Douze mesures, 750 millions d’euros sur la table… et beaucoup de questions. Ce lundi [9 septembre 2019], à 15h, Agnès Buzyn recevait les représentants des personnels et dirigeants hospitaliers, les syndicats et le collectif Inter-Urgences. Après deux séries d’annonces, mi-juin puis début septembre, qui n’ont pas mis fin au mouvement social des paramédicaux des urgences, la ministre leur a dévoilé son « plan d’actions » pour la « refondation des urgences ». Un plan inspiré des propositions du député (LREM) de Charente, Thomas Mesnier, et du chef du Samu de Paris, Pierre Carli.
Alors que cette nouvelle réunion semblait être celle de la dernière chance, le mouvement de grève, qui dure depuis six mois et touche la moitié des services d’urgences publics, ne semble pas près de s’arrêter. Car après un tour de table plus long que prévu, syndicalistes comme représentants des médecins libéraux et du collectif Inter-Urgences ont détaillé leurs critiques et déceptions.
Un financement insuffisant
Le ministre a donc promis une enveloppe de 750 millions d’euros sur trois ans. Insuffisant, répondent les représentants du syndicat CGT. « La ministre n’est plus dans le déni, mais dans le mépris », tranche Christophe Prudhomme, représentant à la fois de l’Association des médecins urgentistes de France (Amuf) et de la CGT.
« Cette somme, c’est une goutte d’eau dans l’océan, renchérit Patrick Bourdillon, secrétaire fédéral de la CGT Santé. Les urgences, c’est le haut de l’iceberg, mais tout l’hôpital est très malade… »
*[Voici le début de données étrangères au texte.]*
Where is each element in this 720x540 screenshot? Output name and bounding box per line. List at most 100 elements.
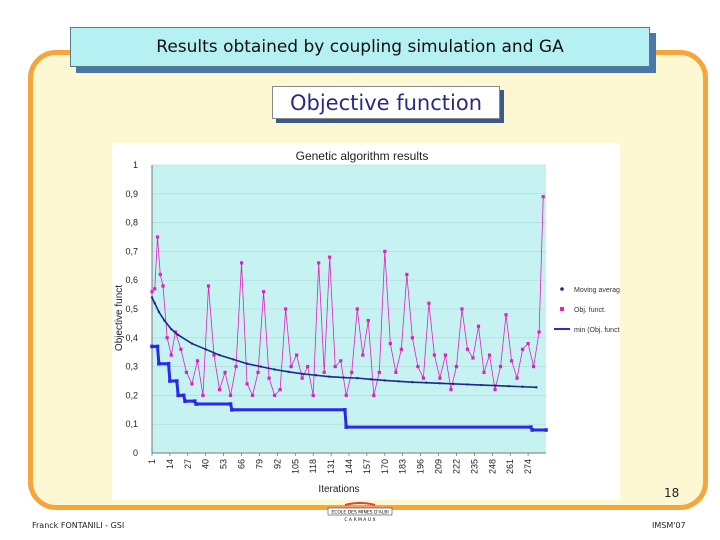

Surtout, nombre de délégués présents lors de cette rencontre au sommet s’interrogent sur la provenance de cette enveloppe. « Le principal manque, c’est de savoir d’où vont venir ces financements. Car si c’est pour déshabiller un autre service, cela revient à transférer le problème », s’inquiète Patrick Bourdillon. « Ce sont des non-annonces », tempête Mireille Stivala, secrétaire générale de CGT. Qui rappelle que le syndicat demande que l’Objectif national de dépenses d’assurance maladie (Ondam) (proche des 200 milliards d’euros, selon le PLFSS 2018) soit augmenté de 5 %, et non de 2,3 %.
Rien sur les effectifs
« Il n’y a rien sur les engagements que l’on porte depuis six mois », regrette de son côté Orianne Plumet, vice-présidente du collectif Inter-Urgences et infirmière à la Pitié Salpêtrière (AP-HP). Sachant que le mouvement de grève des paramédicaux avait été lancé avec trois mots d’ordre : un moratoire sur la fermeture des lits en aval, une augmentation de 300 euros mensuels, et 10 000 postes en plus. Sur le premier point, la ministre semble favorable à un moratoire, mais pas sur une ouverture de lits dans les services. « C’est une bouffée d’oxygène, mais ce qui m’inquiète, c’est qu’elle a parlé de conditions sans préciser lesquelles », nuance Mireille Stivala, de la CGT.
Reste que pour beaucoup, ce plan oublie l’essentiel, à savoir des effectifs supplémentaires aux urgences, mais aussi ailleurs. « Ouvrir un lit, cela veut dire embaucher », rappelle Christophe Prudhomme, de l’Amuf.
« S’il n’y a pas de médecins, d’infirmières, d’aides-soignantes en plus dans les Ehpad, par exemple, les personnes âgées continueront d’aller aux urgences, prévient Patrick Bourdillon (CGT). Dans six mois, on aura à faire face aux mêmes problèmes, surtout avec la grippe… »
Et la CGT de rappeler qu’elle demande 10 000 postes supplémentaires pour les urgences (tout comme le collectif qui a lancé la grève), mais aussi 40 000 postes pour les Ehpad.
L’autre souci, c’est le manque de généralistes. « La ministre a commencé la réunion en expliquant que le vrai problème, c’était le manque de médecins traitants. Or, dans toutes ces propositions, elle ne fait rien pour enrayer la désertification », s’agace Jean-Paul Hamon, président de la Fédération des médecins de France. La création annoncée d’un « service d’accès aux soins » (SAS), qui pourrait orienter 24h sur 24 vers une consultation en ville ou une téléconsultation ou vers les urgences, ne résoudrait donc pas le problème. « Aujourd’hui, on manque de médecins libéraux. On déplacerait le problème au lieu de le régler ! », reprend Jean-Paul Hamon.
Pour certains, l’une des solutions serait d’imposer pour les jeunes médecins un exercice de généraliste dans les déserts médicaux. Ce que le ministre veut éviter et que les syndicats de médecins généralistes refusent.